Pakistan’s Baluchis Protest Iranian Treatment Of Ethnic Brethren After Border Shootings

Dozens of ethnic Baluch rights activists have staged a protest in Pakistan’s port city of Karachi to condemn the killing of their ethnic brethren by Iranian border guards last month.

The protest comes amid reports of violent unrest and Internet blackouts in Iran’s southeastern Sistan-Baluchistan Province triggered after security forces killed cross-border fuel smugglers.

Human Rights Watch last month said at least 10 people were killed at the Saravan border area near Pakistan on February 22, although the number of dead may be higher.

In the wake of the killings, there have been reports of armed men attacking Iranian government buildings and security forces near the border, prompting a harsh crackdown.

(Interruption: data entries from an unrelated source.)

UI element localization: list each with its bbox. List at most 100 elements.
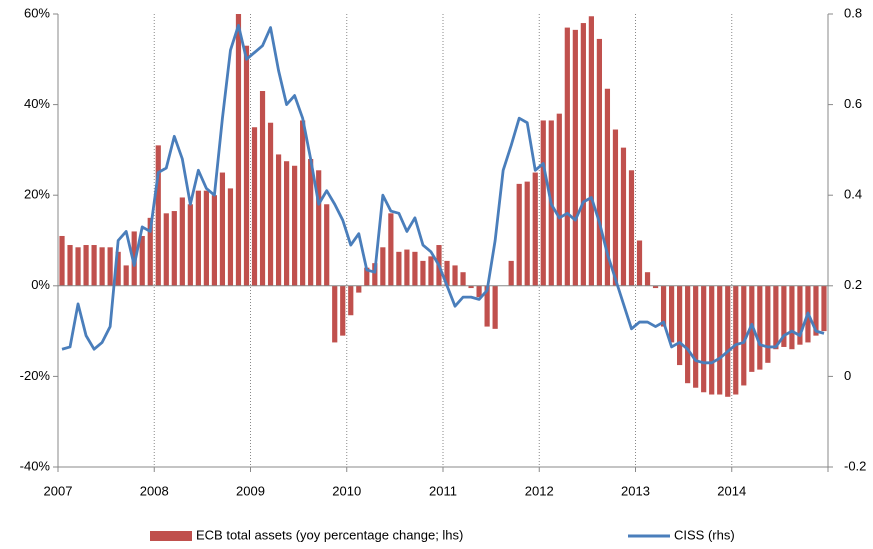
bar bbox=[267, 122, 274, 286]
bar bbox=[211, 195, 218, 286]
bar bbox=[588, 16, 594, 286]
bar bbox=[332, 285, 338, 343]
bar bbox=[556, 113, 562, 286]
bar bbox=[572, 29, 578, 286]
bar bbox=[187, 204, 193, 286]
bar bbox=[147, 217, 153, 286]
bar bbox=[259, 91, 266, 286]
y-tick-label: 0% bbox=[31, 277, 50, 292]
bar bbox=[709, 285, 715, 395]
bar bbox=[155, 145, 161, 286]
bar bbox=[797, 285, 803, 345]
bar bbox=[283, 161, 290, 286]
x-tick-label: 2012 bbox=[525, 483, 554, 498]
bar bbox=[324, 204, 330, 286]
bar bbox=[75, 247, 81, 286]
y-tick-label: 20% bbox=[24, 187, 50, 202]
bar bbox=[235, 14, 242, 286]
bar bbox=[292, 165, 298, 286]
bar bbox=[580, 23, 586, 286]
bar bbox=[789, 285, 795, 350]
y2-tick-label: -0.2 bbox=[844, 458, 866, 473]
bar bbox=[171, 211, 177, 286]
bar bbox=[628, 170, 635, 286]
bar bbox=[420, 260, 426, 286]
y-tick-label: -40% bbox=[20, 458, 51, 473]
bar bbox=[693, 285, 699, 388]
bar bbox=[316, 170, 322, 286]
bar bbox=[668, 285, 675, 343]
y2-tick-label: 0.6 bbox=[844, 96, 862, 111]
bar bbox=[821, 285, 827, 332]
bar bbox=[380, 247, 386, 286]
bar bbox=[59, 235, 65, 286]
bar bbox=[596, 38, 603, 286]
bar bbox=[139, 235, 145, 286]
y2-tick-label: 0.2 bbox=[844, 277, 862, 292]
bar bbox=[773, 285, 779, 350]
bar bbox=[179, 197, 185, 286]
bar bbox=[412, 251, 418, 286]
bar bbox=[115, 251, 121, 286]
bar bbox=[757, 285, 763, 370]
bar bbox=[300, 120, 306, 286]
bar bbox=[99, 247, 105, 286]
bar bbox=[701, 285, 707, 393]
bar bbox=[275, 154, 282, 286]
line bbox=[61, 23, 825, 365]
x-tick-label: 2009 bbox=[236, 483, 265, 498]
bar bbox=[388, 213, 394, 286]
bar bbox=[123, 265, 129, 286]
bar bbox=[227, 188, 234, 286]
bar bbox=[308, 158, 314, 286]
bar bbox=[219, 172, 226, 286]
bar bbox=[372, 263, 378, 286]
bar bbox=[340, 285, 346, 336]
bar bbox=[107, 247, 113, 286]
bar bbox=[348, 285, 354, 316]
y2-tick-label: 0.8 bbox=[844, 5, 862, 20]
bar bbox=[492, 285, 498, 329]
bar bbox=[67, 245, 73, 286]
x-tick-label: 2014 bbox=[717, 483, 746, 498]
bar bbox=[620, 147, 627, 286]
bar bbox=[484, 285, 490, 327]
bar bbox=[468, 285, 474, 289]
bar bbox=[717, 285, 723, 395]
bar bbox=[604, 88, 611, 286]
bar bbox=[404, 249, 410, 286]
bar bbox=[781, 285, 787, 347]
bar bbox=[644, 272, 651, 286]
bar bbox=[460, 272, 466, 286]
y-tick-label: -20% bbox=[20, 368, 51, 383]
bar bbox=[243, 45, 250, 286]
bar bbox=[813, 285, 819, 336]
x-tick-label: 2007 bbox=[44, 483, 73, 498]
bar bbox=[652, 285, 659, 289]
legend-label: ECB total assets (yoy percentage change;… bbox=[196, 527, 463, 542]
bar bbox=[612, 129, 619, 286]
y-tick-label: 40% bbox=[24, 96, 50, 111]
bar bbox=[356, 285, 362, 293]
bar bbox=[195, 190, 201, 286]
bar bbox=[532, 172, 538, 286]
x-tick-label: 2010 bbox=[332, 483, 361, 498]
legend-swatch bbox=[150, 531, 192, 541]
bar bbox=[540, 120, 546, 286]
bar bbox=[91, 245, 97, 286]
y2-tick-label: 0 bbox=[844, 368, 851, 383]
bar bbox=[476, 285, 482, 298]
bar bbox=[203, 190, 209, 286]
bar bbox=[741, 285, 747, 386]
bar bbox=[660, 285, 667, 327]
x-tick-label: 2008 bbox=[140, 483, 169, 498]
bar bbox=[516, 183, 522, 286]
bar bbox=[749, 285, 755, 372]
x-tick-label: 2011 bbox=[429, 483, 457, 498]
bar bbox=[636, 240, 643, 286]
bar bbox=[444, 260, 450, 286]
bar bbox=[428, 256, 434, 286]
legend-label: CISS (rhs) bbox=[674, 527, 735, 542]
bar bbox=[163, 213, 169, 286]
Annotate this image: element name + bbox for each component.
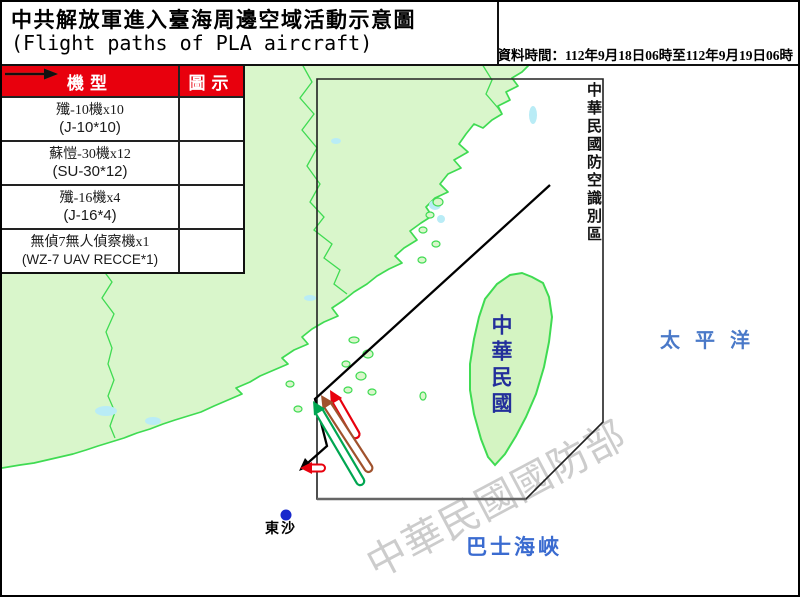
header-divider [497,2,499,64]
j16-flight-path [313,401,366,487]
aircraft-name-zh: 無偵7無人偵察機x1 [30,234,150,250]
pacific-ocean-label: 太平洋 [660,330,765,352]
aircraft-legend-table: 機型 圖示 殲-10機x10 (J-10*10) 蘇愷-30機x12 (SU-3… [2,64,245,274]
legend-row-su30: 蘇愷-30機x12 (SU-30*12) [2,68,243,184]
province-boundary-line [299,63,348,295]
header-band: 中共解放軍進入臺海周邊空域活動示意圖 (Flight paths of PLA … [2,2,798,66]
dongsha-label: 東沙 [265,522,297,537]
taiwan-island [469,271,554,467]
coastal-water-patches [95,106,537,425]
legend-row-wz7: 無偵7無人偵察機x1 (WZ-7 UAV RECCE*1) [2,68,243,272]
data-time-range: 資料時間：112年9月18日06時至112年9月19日06時 [497,48,793,63]
dongsha-island-dot [280,509,292,521]
aircraft-name-zh: 蘇愷-30機x12 [49,146,131,162]
aircraft-name-en: (J-10*10) [59,118,121,136]
legend-col-symbol: 圖示 [178,66,243,96]
aircraft-name-zh: 殲-16機x4 [59,190,121,206]
legend-header-row: 機型 圖示 [2,66,243,96]
wz7-arrow-icon [5,68,58,80]
j10-short-flight-path [300,462,326,474]
province-boundary-line [481,63,503,115]
page-title: 中共解放軍進入臺海周邊空域活動示意圖 [11,8,416,32]
offshore-islets [285,197,444,413]
china-coastline [2,63,531,469]
aircraft-name-en: (J-16*4) [63,206,117,224]
taiwan-roc-label: 中華民國 [489,314,513,418]
adiz-boundary [316,78,604,500]
page-title-english: (Flight paths of PLA aircraft) [11,31,373,55]
legend-row-j10: 殲-10機x10 (J-10*10) [2,68,243,140]
aircraft-name-zh: 殲-10機x10 [56,102,124,118]
aircraft-name-en: (SU-30*12) [52,162,128,180]
aircraft-name-en: (WZ-7 UAV RECCE*1) [21,251,159,267]
bashi-channel-label: 巴士海峽 [466,535,562,559]
legend-col-aircraft-type: 機型 [67,73,113,93]
su30-flight-path [321,395,374,474]
adiz-vertical-label: 中華民國防空識別區 [585,82,601,244]
legend-row-j16: 殲-16機x4 (J-16*4) [2,68,243,228]
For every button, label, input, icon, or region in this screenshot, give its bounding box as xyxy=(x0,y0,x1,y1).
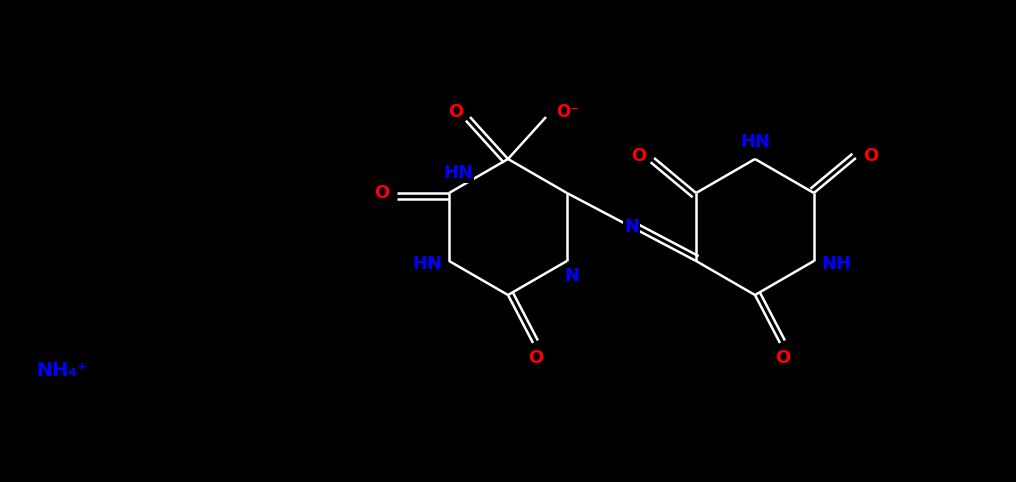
Text: O: O xyxy=(448,103,463,121)
Text: NH₄⁺: NH₄⁺ xyxy=(37,361,87,379)
Text: HN: HN xyxy=(412,255,442,273)
Text: O⁻: O⁻ xyxy=(557,103,579,121)
Text: O: O xyxy=(375,184,390,202)
Text: N: N xyxy=(565,267,579,285)
Text: N: N xyxy=(624,218,639,236)
Text: HN: HN xyxy=(740,133,770,151)
Text: O: O xyxy=(864,147,879,165)
Text: NH: NH xyxy=(821,255,850,273)
Text: O: O xyxy=(775,349,790,367)
Text: HN: HN xyxy=(740,133,770,151)
Text: HN: HN xyxy=(444,164,473,182)
Text: O: O xyxy=(528,349,544,367)
Text: O: O xyxy=(632,147,647,165)
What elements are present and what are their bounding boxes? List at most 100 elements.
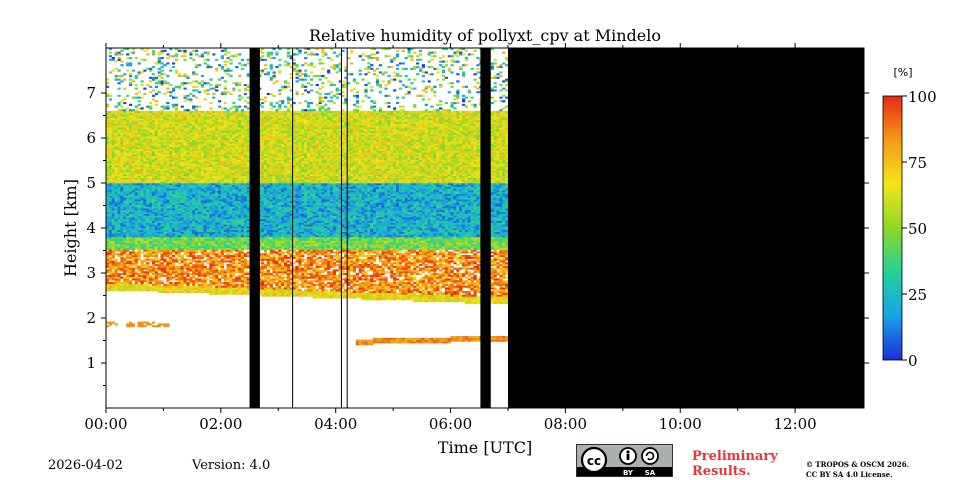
heatmap-cell [111, 127, 115, 130]
heatmap-cell [129, 323, 133, 326]
heatmap-cell [183, 73, 187, 76]
heatmap-cell [197, 246, 202, 249]
heatmap-cell [226, 246, 230, 249]
heatmap-cell [129, 166, 133, 169]
heatmap-cell [206, 267, 210, 270]
heatmap-cell [172, 150, 176, 153]
heatmap-cell [117, 278, 121, 281]
heatmap-cell [134, 181, 138, 184]
heatmap-cell [218, 238, 222, 241]
heatmap-cell [174, 168, 179, 171]
heatmap-cell [154, 123, 158, 126]
heatmap-cell [114, 150, 118, 153]
heatmap-cell [203, 123, 207, 126]
heatmap-cell [238, 193, 242, 196]
heatmap-cell [223, 93, 227, 96]
heatmap-cell [197, 283, 202, 286]
heatmap-cell [180, 75, 184, 78]
heatmap-cell [137, 145, 141, 148]
heatmap-cell [209, 107, 213, 110]
heatmap-cell [172, 217, 176, 220]
heatmap-cell [195, 229, 199, 232]
heatmap-cell [183, 278, 187, 281]
heatmap-cell [172, 136, 176, 139]
heatmap-cell [238, 278, 242, 281]
heatmap-cell [209, 235, 213, 238]
heatmap-cell [140, 145, 144, 148]
heatmap-cell [180, 282, 184, 285]
heatmap-cell [163, 325, 167, 328]
heatmap-cell [146, 121, 150, 124]
heatmap-cell [197, 211, 202, 214]
heatmap-cell [218, 291, 222, 294]
heatmap-cell [137, 278, 141, 281]
heatmap-cell [140, 71, 144, 74]
heatmap-cell [126, 138, 130, 141]
heatmap-cell [143, 273, 147, 276]
heatmap-cell [163, 269, 167, 272]
heatmap-cell [180, 235, 184, 238]
heatmap-cell [206, 219, 210, 222]
heatmap-cell [108, 226, 113, 229]
heatmap-cell [174, 242, 179, 245]
heatmap-cell [229, 121, 233, 124]
heatmap-cell [146, 148, 150, 151]
heatmap-cell [163, 267, 167, 270]
heatmap-cell [108, 199, 113, 202]
heatmap-cell [157, 251, 161, 254]
heatmap-cell [223, 242, 227, 245]
heatmap-cell [186, 159, 190, 162]
heatmap-cell [209, 157, 213, 160]
heatmap-cell [203, 206, 207, 209]
heatmap-cell [160, 247, 164, 250]
heatmap-cell [143, 204, 147, 207]
heatmap-cell [172, 206, 176, 209]
heatmap-cell [163, 175, 167, 178]
heatmap-cell [186, 120, 190, 123]
heatmap-cell [149, 278, 153, 281]
heatmap-cell [126, 255, 130, 258]
heatmap-cell [126, 116, 130, 119]
heatmap-cell [114, 280, 118, 283]
heatmap-cell [172, 143, 176, 146]
heatmap-cell [218, 121, 222, 124]
heatmap-cell [195, 192, 199, 195]
heatmap-cell [126, 157, 130, 160]
heatmap-cell [180, 55, 184, 58]
heatmap-cell [111, 228, 115, 231]
heatmap-cell [106, 125, 110, 128]
heatmap-cell [212, 215, 216, 218]
heatmap-cell [203, 215, 207, 218]
heatmap-cell [212, 242, 216, 245]
heatmap-cell [117, 208, 121, 211]
heatmap-cell [197, 262, 202, 265]
heatmap-cell [151, 190, 156, 193]
heatmap-cell [108, 166, 113, 169]
heatmap-cell [186, 111, 190, 114]
heatmap-cell [117, 181, 121, 184]
heatmap-cell [134, 161, 138, 164]
heatmap-cell [163, 152, 167, 155]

In Karachi, the protesters demanded of the Iranian government stop using violence against smugglers and protesters who have few other means of earning a living in the poverty-stricken region.

They also demanded compensation for those who have been killed and injured.

Sistan-Baluchistan, one of Iran’s poorest provinces, is a volatile area where drug smugglers and militant groups operate along a porous border with Pakistan, which also faces an ethnic Baluch separatist insurgency and a brutal state crackdown that has killed thousands of people since 2004.